LEGAL NEWS PHOT  BY CYNTHIA PRICE

by Cynthia Price
Legal News

In terms of recently receiving the Champion of Justice award from the State Bar of Michigan, Thomas K. Thornburg is fairly reluctant to talk about himself, but he is more than willing to tell you about Michigan Farmworker Legal Services (FLS), and indeed about the conditions of migrant farmworkers as a whole.

Even when he discusses his nomination for the award, it is through the lens of the relationship FLS had with the nominator, George Wirth. Thornburg had difficulty trying to determine where the nomination had come from so he could offer thanks. He eventually found some people who remembered that Wirth, the retired Director of Hearings and Mediation, and Legal Counsel for the Michigan Civil Rights Commission (MCRC), had asked them to write letters of support. But shortly after submitting the nomination, Wirth unfortunately passed away.

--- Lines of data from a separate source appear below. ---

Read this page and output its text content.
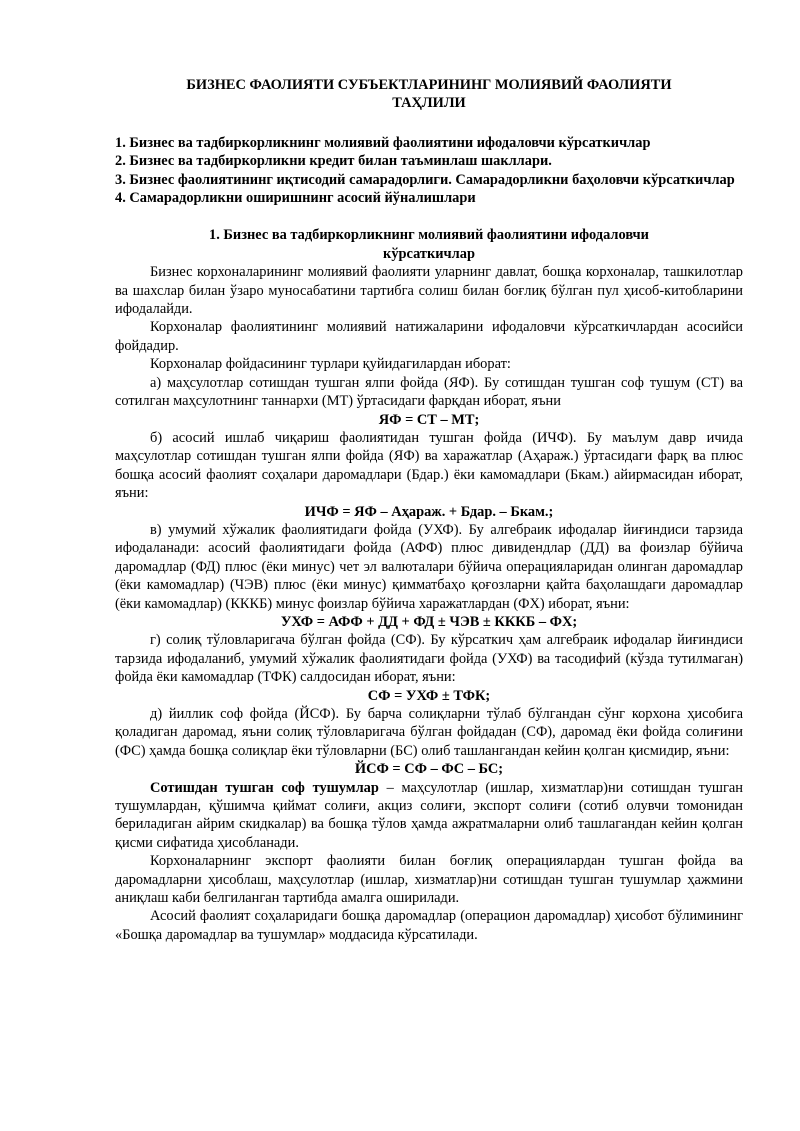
БИЗНЕС ФАОЛИЯТИ СУБЪЕКТЛАРИНИНГ МОЛИЯВИЙ ФАОЛИЯТИ
ТАҲЛИЛИ

1. Бизнес ва тадбиркорликнинг молиявий фаолиятини ифодаловчи кўрсаткичлар

2. Бизнес ва тадбиркорликни кредит билан таъминлаш шакллари.

3. Бизнес фаолиятининг иқтисодий самарадорлиги. Самарадорликни баҳоловчи кўрсаткичлар

4. Самарадорликни оширишнинг асосий йўналишлари

1. Бизнес ва тадбиркорликнинг молиявий фаолиятини ифодаловчи
кўрсаткичлар

Бизнес корхоналарининг молиявий фаолияти уларнинг давлат, бошқа корхоналар, ташкилотлар ва шахслар билан ўзаро муносабатини тартибга солиш билан боғлиқ бўлган пул ҳисоб-китобларини ифодалайди.

Корхоналар фаолиятининг молиявий натижаларини ифодаловчи кўрсаткичлардан асосийси фойдадир.

Корхоналар фойдасининг турлари қуйидагилардан иборат:

а) маҳсулотлар сотишдан тушган ялпи фойда (ЯФ). Бу сотишдан тушган соф тушум (СТ) ва сотилган маҳсулотнинг таннархи (МТ) ўртасидаги фарқдан иборат, яъни

ЯФ = СТ – МТ;

б) асосий ишлаб чиқариш фаолиятидан тушган фойда (ИЧФ). Бу маълум давр ичида маҳсулотлар сотишдан тушган ялпи фойда (ЯФ) ва харажатлар (Аҳараж.) ўртасидаги фарқ ва плюс бошқа асосий фаолият соҳалари даромадлари (Бдар.) ёки камомадлари (Бкам.) айирмасидан иборат, яъни:

ИЧФ = ЯФ – Аҳараж. + Бдар. – Бкам.;

в) умумий хўжалик фаолиятидаги фойда (УХФ). Бу алгебраик ифодалар йиғиндиси тарзида ифодаланади: асосий фаолиятидаги фойда (АФФ) плюс дивидендлар (ДД) ва фоизлар бўйича даромадлар (ФД) плюс (ёки минус) чет эл валюталари бўйича операцияларидан олинган даромадлар (ёки камомадлар) (ЧЭВ) плюс (ёки минус) қимматбаҳо қоғозларни қайта баҳолашдаги даромадлар (ёки камомадлар) (КККБ) минус фоизлар бўйича харажатлардан (ФХ) иборат, яъни:

УХФ = АФФ + ДД + ФД ± ЧЭВ ± КККБ – ФХ;

г) солиқ тўловларигача бўлган фойда (СФ). Бу кўрсаткич ҳам алгебраик ифодалар йиғиндиси тарзида ифодаланиб, умумий хўжалик фаолиятидаги фойда (УХФ) ва тасодифий (кўзда тутилмаган) фойда ёки камомадлар (ТФК) салдосидан иборат, яъни:

СФ = УХФ ± ТФК;

д) йиллик соф фойда (ЙСФ). Бу барча солиқларни тўлаб бўлгандан сўнг корхона ҳисобига қоладиган даромад, яъни солиқ тўловларигача бўлган фойдадан (СФ), даромад ёки фойда солиғини (ФС) ҳамда бошқа солиқлар ёки тўловларни (БС) олиб ташлангандан кейин қолган қисмидир, яъни:

ЙСФ = СФ – ФС – БС;

Сотишдан тушган соф тушумлар – маҳсулотлар (ишлар, хизматлар)ни сотишдан тушган тушумлардан, қўшимча қиймат солиғи, акциз солиғи, экспорт солиғи (сотиб олувчи томонидан бериладиган айрим скидкалар) ва бошқа тўлов ҳамда ажратмаларни олиб ташлагандан кейин қолган қисми сифатида ҳисобланади.

Корхоналарнинг экспорт фаолияти билан боғлиқ операциялардан тушган фойда ва даромадларни ҳисоблаш, маҳсулотлар (ишлар, хизматлар)ни сотишдан тушган тушумлар ҳажмини аниқлаш каби белгиланган тартибда амалга оширилади.

Асосий фаолият соҳаларидаги бошқа даромадлар (операцион даромадлар) ҳисобот бўлимининг «Бошқа даромадлар ва тушумлар» моддасида кўрсатилади.
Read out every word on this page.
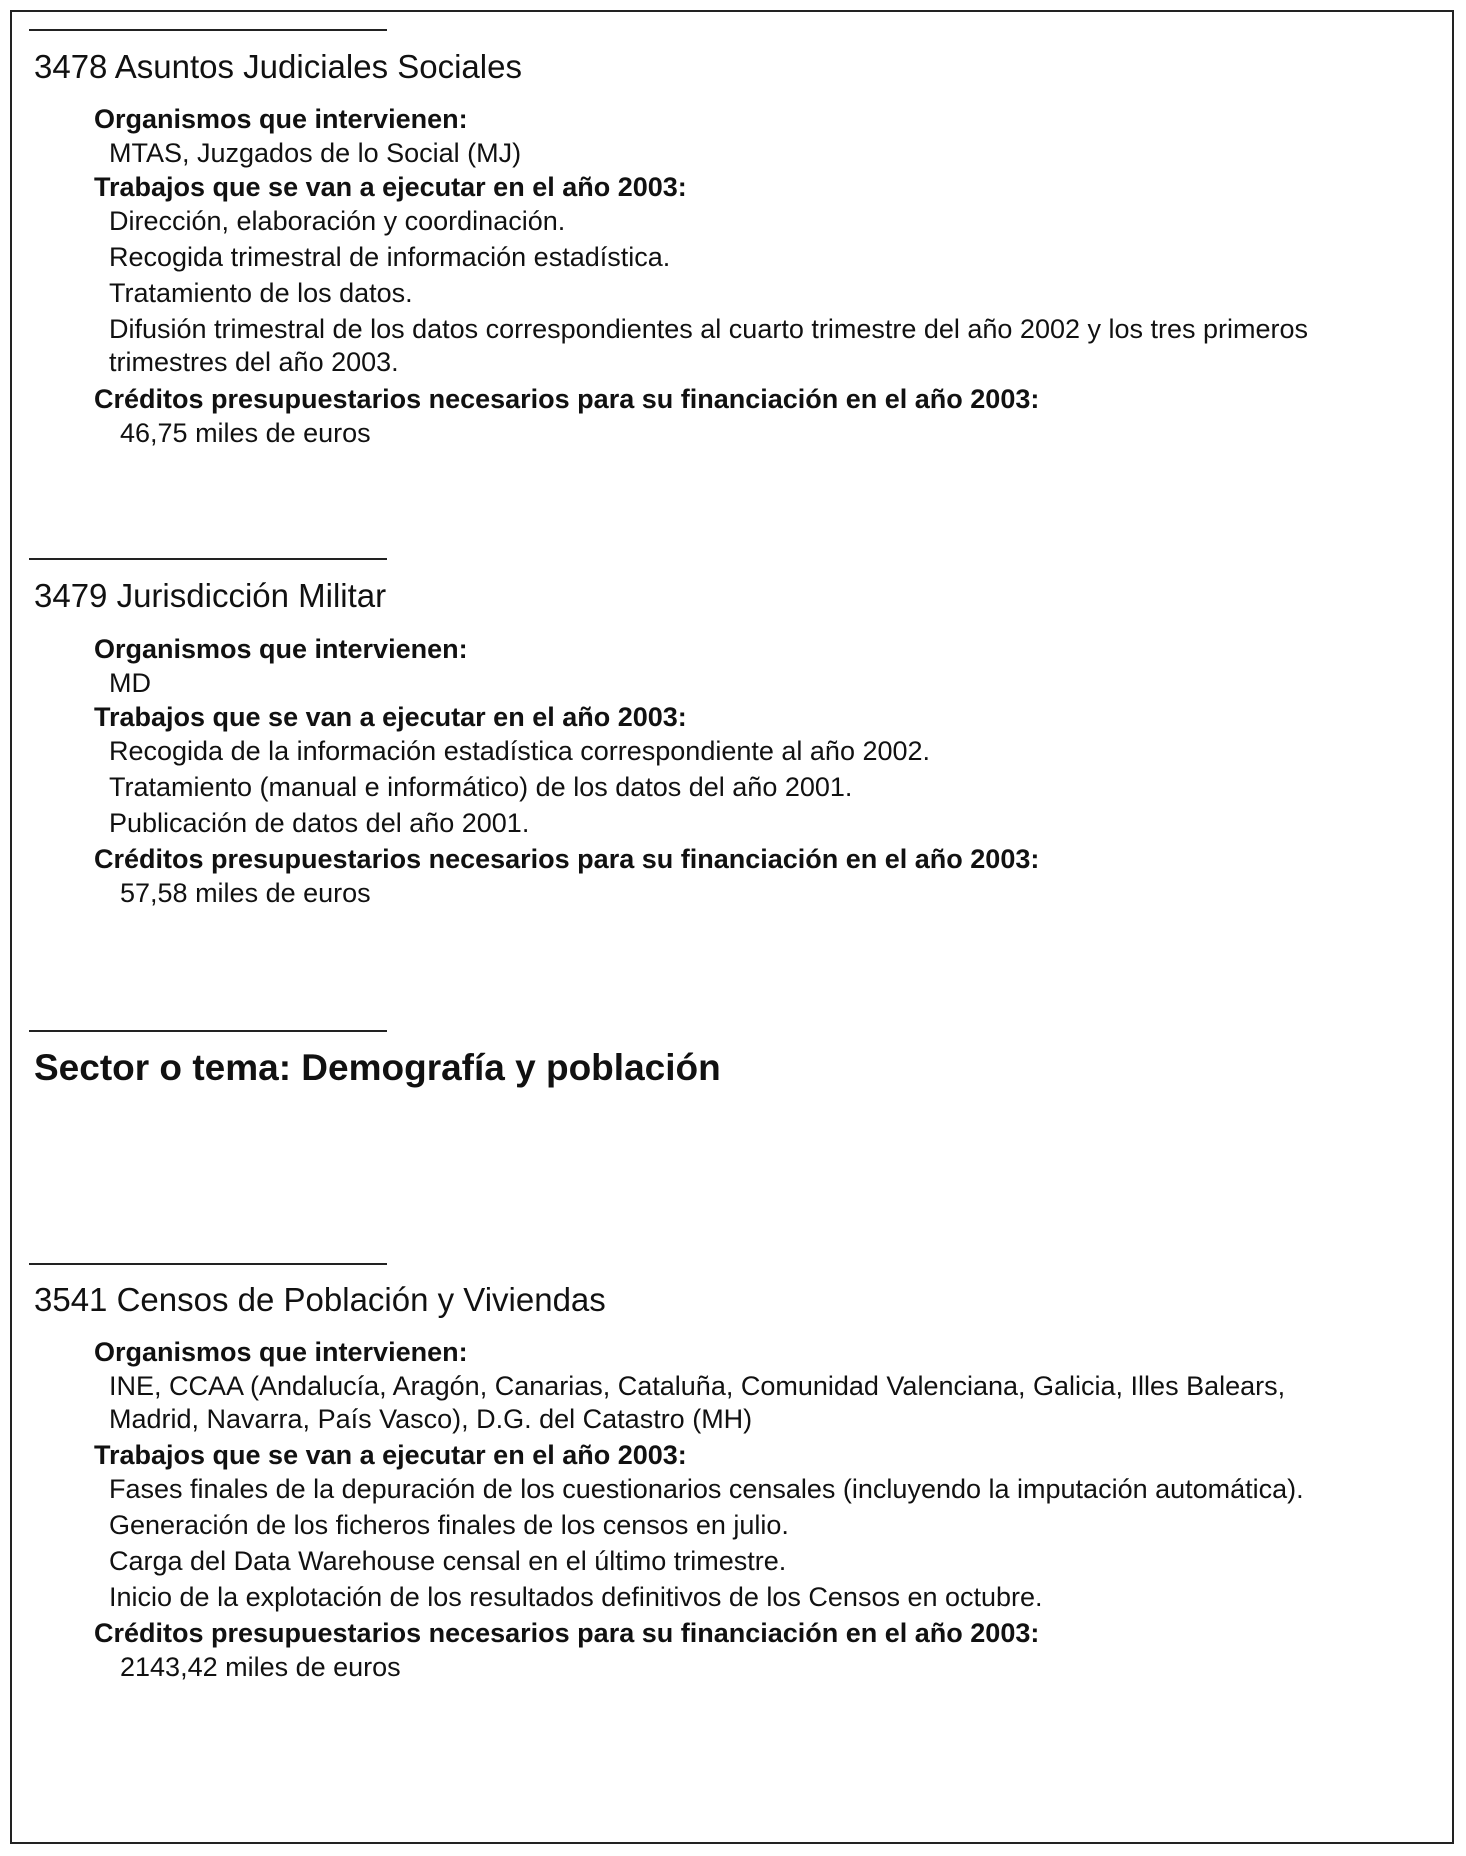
3478 Asuntos Judiciales Sociales
Organismos que intervienen:
MTAS, Juzgados de lo Social (MJ)
Trabajos que se van a ejecutar en el año 2003:
Dirección, elaboración y coordinación.
Recogida trimestral de información estadística.
Tratamiento de los datos.
Difusión trimestral de los datos correspondientes al cuarto trimestre del año 2002 y los tres primeros
trimestres del año 2003.
Créditos presupuestarios necesarios para su financiación en el año 2003:
46,75 miles de euros
3479 Jurisdicción Militar
Organismos que intervienen:
MD
Trabajos que se van a ejecutar en el año 2003:
Recogida de la información estadística correspondiente al año 2002.
Tratamiento (manual e informático) de los datos del año 2001.
Publicación de datos del año 2001.
Créditos presupuestarios necesarios para su financiación en el año 2003:
57,58 miles de euros
Sector o tema: Demografía y población
3541 Censos de Población y Viviendas
Organismos que intervienen:
INE, CCAA (Andalucía, Aragón, Canarias, Cataluña, Comunidad Valenciana, Galicia, Illes Balears,
Madrid, Navarra, País Vasco), D.G. del Catastro (MH)
Trabajos que se van a ejecutar en el año 2003:
Fases finales de la depuración de los cuestionarios censales (incluyendo la imputación automática).
Generación de los ficheros finales de los censos en julio.
Carga del Data Warehouse censal en el último trimestre.
Inicio de la explotación de los resultados definitivos de los Censos en octubre.
Créditos presupuestarios necesarios para su financiación en el año 2003:
2143,42 miles de euros
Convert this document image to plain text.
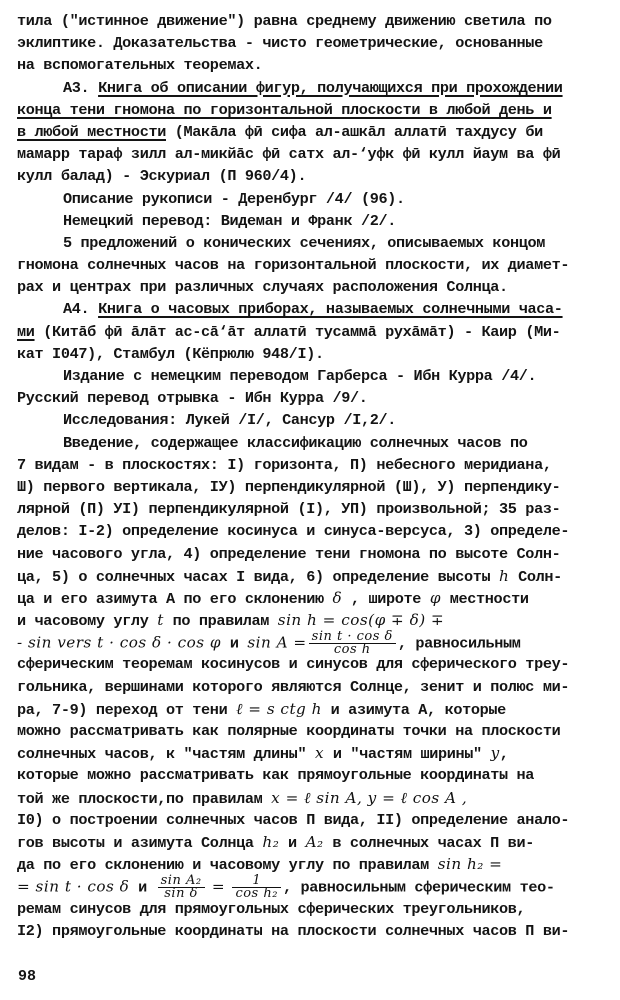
тила ("истинное движение") равна среднему движению светила по
эклиптике. Доказательства - чисто геометрические, основанные
на вспомогательных теоремах.
А3. Книга об описании фигур, получающихся при прохождении
конца тени гномона по горизонтальной плоскости в любой день и
в любой местности (Макāла фӣ сифа ал-ашкāл аллатӣ тахдусу би
мамарр тараф зилл ал-микйāс фӣ сатх ал-‘уфк фӣ кулл йаум ва фӣ
кулл балад) - Эскуриал (П 960/4).
Описание рукописи - Деренбург /4/ (96).
Немецкий перевод: Видеман и Франк /2/.
5 предложений о конических сечениях, описываемых концом
гномона солнечных часов на горизонтальной плоскости, их диамет-
рах и центрах при различных случаях расположения Солнца.
А4. Книга о часовых приборах, называемых солнечными часа-
ми (Китāб фӣ āлāт ас-сā‘āт аллатӣ тусаммā рухāмāт) - Каир (Ми-
кат I047), Стамбул (Кёпрюлю 948/I).
Издание с немецким переводом Гарберса - Ибн Курра /4/.
Русский перевод отрывка - Ибн Курра /9/.
Исследования: Лукей /I/, Сансур /I,2/.
Введение, содержащее классификацию солнечных часов по
7 видам - в плоскостях: I) горизонта, П) небесного меридиана,
Ш) первого вертикала, IУ) перпендикулярной (Ш), У) перпендику-
лярной (П) УI) перпендикулярной (I), УП) произвольной; 35 раз-
делов: I-2) определение косинуса и синуса-версуса, 3) определе-
ние часового угла, 4) определение тени гномона по высоте Солн-
ца, 5) о солнечных часах I вида, 6) определение высоты h Солн-
ца и его азимута А по его склонению δ , широте φ местности
и часовому углу t по правилам sin h = cos(φ ∓ δ) ∓
- sin vers t · cos δ · cos φ и $\sin A = \frac{\text{sin t · cos δ}}{\text{cos h}}$ , равносильным
сферическим теоремам косинусов и синусов для сферического треу-
гольника, вершинами которого являются Солнце, зенит и полюс ми-
ра, 7-9) переход от тени ℓ = s ctg h и азимута А, которые
можно рассматривать как полярные координаты точки на плоскости
солнечных часов, к "частям длины" x и "частям ширины" y,
которые можно рассматривать как прямоугольные координаты на
той же плоскости,по правилам x = ℓ sin A, y = ℓ cos A ,
I0) о построении солнечных часов П вида, II) определение анало-
гов высоты и азимута Солнца h₂ и A₂ в солнечных часах П ви-
да по его склонению и часовому углу по правилам sin h₂ =
= sin t · cos δ и $\frac{\text{sin A₂}}{\text{sin δ}} = \frac{1}{\text{cos h₂}}$ , равносильным сферическим тео-
ремам синусов для прямоугольных сферических треугольников,
I2) прямоугольные координаты на плоскости солнечных часов П ви-
98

“He worked closely with us in setting up these [MCRC] farmworker forums where the commissioners and the staff would take testimony,” Thornburg says. As previously detailed in the Grand Rapids Legal News (see, for example, the 8/26/2009 issue on the forum held at Grand Valley State in Allendale), the series of informal hearings resulted in a major report, A Report on the Conditions of Migrant and Seasonal Farmworkers in Michigan, released in March 2010.

Thornburg says that one beneficial result of the report is that there is a cross-departmental and multi-agency Implementation Work Group that meets monthly. He continues, “George was instrumental in getting all those agency directors’ buy-in to this process. He helped a lot to overcome some of the understandable resistance we met.”

The State Bar of Michigan (SBM) reports that in the nomination, Wirth said, “During our public forums, several of our staff were in tears over what we saw or heard... and without exception, everyone came away with respect and admiration for the hard work and selfless dedication of Tom Thornburg and his staff.”

Thornburg regrets that he will never be able to thank George Wirth.

Moreover, he cannot say enough about the benefits of the MCRC report. He expects to see even greater results as the work group, which includes such state departments as Labor, Agriculture, Human Services, and Civil Rights, and even agencies like the Michigan State Police, continues to make its way through the report recommendations.

As just one example, Thornburg points to the dire situation in 2009 regarding migrant housing inspections, and what he calls “the crowning achievement so far” of the report.
At the time, there were only four inspectors throughout the state for the over-800 licensed migrant housing “camps” in the state — and not all housing facilities are subject to licensing. The inspectors are required to visit each of the 800-plus facilities at least once in a year, to ensure that the minimal guidelines are being met concerning such matters as sanitation and overcrowding.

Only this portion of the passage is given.